I'll hold my nose and vote for Hillary.  She really doesn't impress me all that much, but Trump so disgusts me that I just want to make sure he doesn't win.  The guy reminds me of Richard Nixon.  He's too thin-skinned, he's creepy, and his bromance with Putin disturbs me.  And the less said about Pence, the better.


----------



## Shokew (Oct 10, 2016)

Mrs Paul said:


> I'll hold my nose and vote for Hillary.  She really doesn't impress me all that much, but Trump so disgusts me that I just want to make sure he doesn't win.  The guy reminds me of Richard Nixon.  He's too thin-skinned, he's creepy, and his bromance with Putin disturbs me.  And the less said about Pence, the better.

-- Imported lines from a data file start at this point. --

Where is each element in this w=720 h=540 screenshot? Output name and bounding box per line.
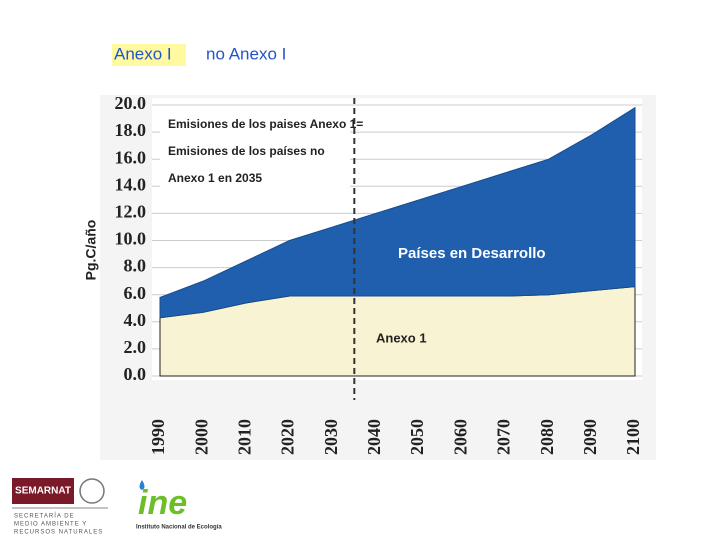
y-tick-label: 20.0 [115,93,147,113]
y-tick-label: 10.0 [115,229,147,249]
annotation-box [160,112,350,196]
y-tick-label: 2.0 [124,337,147,357]
y-tick-label: 8.0 [124,256,147,276]
drop [139,480,145,490]
ine-caption: Instituto Nacional de Ecología [136,525,222,531]
y-tick-label: 18.0 [115,120,147,140]
x-tick-label: 2040 [364,419,384,455]
semarnat-line: SECRETARÍA DE [14,513,75,520]
x-tick-label: 2030 [321,419,341,455]
y-tick-label: 12.0 [115,202,147,222]
semarnat-box [12,478,74,504]
emblem [79,478,105,504]
x-tick-label: 2000 [191,419,211,455]
x-tick-label: 2010 [234,419,254,455]
x-tick-label: 2060 [450,419,470,455]
header-left: Anexo I [114,44,172,63]
x-tick-label: 2080 [537,419,557,455]
y-tick-label: 4.0 [124,310,147,330]
x-tick-label: 2020 [278,419,298,455]
semarnat-line: MEDIO AMBIENTE Y [14,522,87,528]
y-tick-label: 14.0 [115,174,147,194]
area [159,106,636,319]
y-tick-label: 6.0 [124,283,147,303]
plot: 0.0 2.0 4.0 6.0 8.0 10.0 12.0 14.0 16.0 18.0 20.0 1… [115,93,644,455]
y-axis-label: Pg.C/año [83,220,99,281]
logos: SEMARNAT SECRETARÍA DE MEDIO AMBIENTE Y … [12,478,222,536]
semarnat-line: RECURSOS NATURALES [14,530,103,536]
annotation: Anexo 1 en 2035 [168,171,262,185]
highlight [112,44,186,66]
series-label: Países en Desarrollo [398,245,546,262]
x-tick-label: 2070 [494,419,514,455]
y-tick-label: 0.0 [124,364,147,384]
semarnat-name: SEMARNAT [15,486,71,497]
x-tick-label: 2100 [623,419,643,455]
annotation: Emisiones de los países no [168,144,325,158]
x-tick-label: 2090 [580,419,600,455]
y-tick-label: 16.0 [115,147,147,167]
x-tick-label: 2050 [407,419,427,455]
x-tick-label: 1990 [148,419,168,455]
header-right: no Anexo I [206,44,286,63]
ine-logo: ine [138,484,187,522]
series-label: Anexo 1 [376,330,427,345]
annotation: Emisiones de los paises Anexo 1= [168,117,363,131]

I said before I wanna see Trump continue and carry on, not that I was voting for him. I still feel bad everyone else, save for da lizard woman is less sane.


----------



## Null (Oct 10, 2016)

Mrs Paul said:


> I'll hold my nose and vote for Hillary.  She really doesn't impress me all that much, but Trump so disgusts me that I just want to make sure he doesn't win.  The guy reminds me of Richard Nixon.  He's too thin-skinned, he's creepy, and his bromance with Putin disturbs me.  And the less said about Pence, the better.

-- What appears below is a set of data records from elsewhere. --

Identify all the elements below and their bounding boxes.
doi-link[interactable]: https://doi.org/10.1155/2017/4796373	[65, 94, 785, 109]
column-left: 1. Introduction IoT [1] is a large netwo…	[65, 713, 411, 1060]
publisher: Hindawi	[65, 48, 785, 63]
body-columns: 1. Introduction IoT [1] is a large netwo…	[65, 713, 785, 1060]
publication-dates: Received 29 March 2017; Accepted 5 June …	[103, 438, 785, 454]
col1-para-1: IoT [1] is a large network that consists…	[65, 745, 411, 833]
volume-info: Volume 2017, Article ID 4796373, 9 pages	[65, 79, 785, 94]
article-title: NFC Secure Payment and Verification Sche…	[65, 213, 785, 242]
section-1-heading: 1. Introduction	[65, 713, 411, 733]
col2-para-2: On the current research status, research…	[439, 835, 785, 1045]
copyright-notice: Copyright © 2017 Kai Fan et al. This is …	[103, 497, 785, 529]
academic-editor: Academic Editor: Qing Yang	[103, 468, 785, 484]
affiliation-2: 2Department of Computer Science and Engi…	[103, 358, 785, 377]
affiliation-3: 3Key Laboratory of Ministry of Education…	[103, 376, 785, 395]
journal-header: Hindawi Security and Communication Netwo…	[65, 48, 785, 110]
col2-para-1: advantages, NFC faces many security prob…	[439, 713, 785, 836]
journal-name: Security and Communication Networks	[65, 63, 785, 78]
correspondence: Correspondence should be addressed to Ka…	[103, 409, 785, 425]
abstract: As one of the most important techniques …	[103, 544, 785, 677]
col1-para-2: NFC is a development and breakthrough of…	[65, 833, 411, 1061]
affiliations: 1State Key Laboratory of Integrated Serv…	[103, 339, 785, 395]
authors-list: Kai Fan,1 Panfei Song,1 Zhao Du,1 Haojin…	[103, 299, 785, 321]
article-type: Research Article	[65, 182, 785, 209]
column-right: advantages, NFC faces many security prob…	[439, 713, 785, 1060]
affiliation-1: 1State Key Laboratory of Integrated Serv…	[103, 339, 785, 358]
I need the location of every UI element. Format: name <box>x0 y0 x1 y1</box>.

So just to play devil's advocate, since I'm basically his PR agent at this point.



Mrs Paul said:


> creepy


Subjective.













Mrs Paul said:


> thin-skinned





Mrs Paul said:


> Putin





Mrs Paul said:


> bromance


Putin doesn't want war with the United States.
Clinton wants war with Iran and Russia.

The Obama administration blew their load early and blamed all of Wikileak's sources on Kremlin (Russian) hacks. They don't _know_ this, but they're saying it precisely to embed this idea that Russia is trying to implant Trump as President for some reason. Even if they are, it's probably to maintain peace.

Consider this. China is becoming Imperialist. They've staked claims on 3 ally's properties. An island east of South Korea. An island chain south of Okinawa belonging to Japan. Maritime borders and islands north in the Philippines. Obama has said that we will defend our allies against Chinese claims.

Russia is a bigger military threat to us than China, but China is a bigger economic threat to America than Russia. Putin would prefer a balance of power in which the three superpowers were willing to work with each other instead of just demeaning one another as being pure evil. Chinese censorship is detestable, Russian intolerance of homosexuality is detestable, but we are better poised to deal with these country's human rights violations when we are friendly than when we are adversarial. Having good relations with Putin puts China into place and allows us to negotiate these things we want for Russia's people.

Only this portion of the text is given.